The Pittsburgh Penguins captain recently returned from injury, but due to the ongoing COVID-19 outbreak in the league, he’s once again forced to pause his season.
Back in October, during the season’s opening, Bettman announced that only 4 players in the entire league were unvaccinated.
“Four players, not four percent of players. All of our officials are vaccinated. All of the personnel that come into contact with the players are vaccinated,” Bettman said.
Since then, the NHL has narrowed that number down to 1, the sole unvaccinated player — Detroit Red Wings winger Tyler Bertuzzi. Notably, New Jersey Devils starting goaltender Mackenzie Blackwood started the season unvaccinated, but eventually got the vaccine and is now fully vaccinated.
Due to the recent mass of positive tests and rapid spread of the virus among league members, over 50 games have been postponed. The last game played before the pause was on Dec. 21, when the Tampa Bay Lightning defeated the Vegas Golden Knights 4-3.
The abundance of games that have been postponed already will likely take place in the break set for the Olympics.
Because of the rise of transmission and the emergence of the new, highly-contagious Omicron variant the NHL announced on Dec. 22 that players would not be able to participate in the upcoming Beijing Winter Olympics.
In the statement, Bettman said that because of the COVID-related disruption to the NHL schedule already, suspending the season for the Winter Olympics is “no longer feasible.”
The decision came after weeks of speculation around the event. It was earlier reported by several different league journalists including Eliotte Friedman and Pierre LeBrun. Ultimately, it was decided that the risks were just too much.
The International Olympic Committee announced that if an athlete were to test positive for COVID-19, they could have to be quarantined for up to 5 weeks. Reigning Hart Trophy (MVP) recipient Connor McDavid described the news as, “unsettling.”
When it came to both of these decisions, the NHL had hard decisions to make. Many individuals have been critical of shutting down the league. When arguing, they bring up that the NHL has a very high vaccination rate, most players have mild symptoms or are asymptomatic and that COVID is not going to go away, so the NHL will need to learn how to live with it.

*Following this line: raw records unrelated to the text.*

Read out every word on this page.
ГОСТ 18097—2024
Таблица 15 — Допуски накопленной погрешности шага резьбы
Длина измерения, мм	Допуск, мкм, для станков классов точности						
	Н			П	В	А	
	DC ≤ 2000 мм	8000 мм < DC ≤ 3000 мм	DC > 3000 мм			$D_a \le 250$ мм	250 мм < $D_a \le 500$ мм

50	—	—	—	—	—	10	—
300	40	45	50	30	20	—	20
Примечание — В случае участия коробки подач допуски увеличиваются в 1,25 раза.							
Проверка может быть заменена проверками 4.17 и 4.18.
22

The National Basketball Association has also been seeing rapid spread among its players and staff, but their commissioner, Adam Silver, does not feel the need to shut down the league.
“We’re finding ourselves where we sort of knew we were going to get to for the past several months, and that is that this virus will not be eradicated and we’re going to have to learn to live with it,” he told ESPN.
Another topic that’s also been popular among the NHL is if they should be testing their asymptomatic, vaccinated players.
“I know I’m getting political, but at the end of the day, our players are testing positive with very little symptoms, if any symptoms at all. I don’t see it as a threat to their health at this point,” Hockey Hall of Fame Member and Detroit Red Wings General Manager Steve Yzerman said. “So I think we need to take it a step further and question why we are even testing guys that have no symptoms?”
While the NHL takes a break from games, they’ll have plenty of time to figure out what they’re next move is when it comes to fighting COVID-19. For now, fans are just hoping to watch hockey again, soon.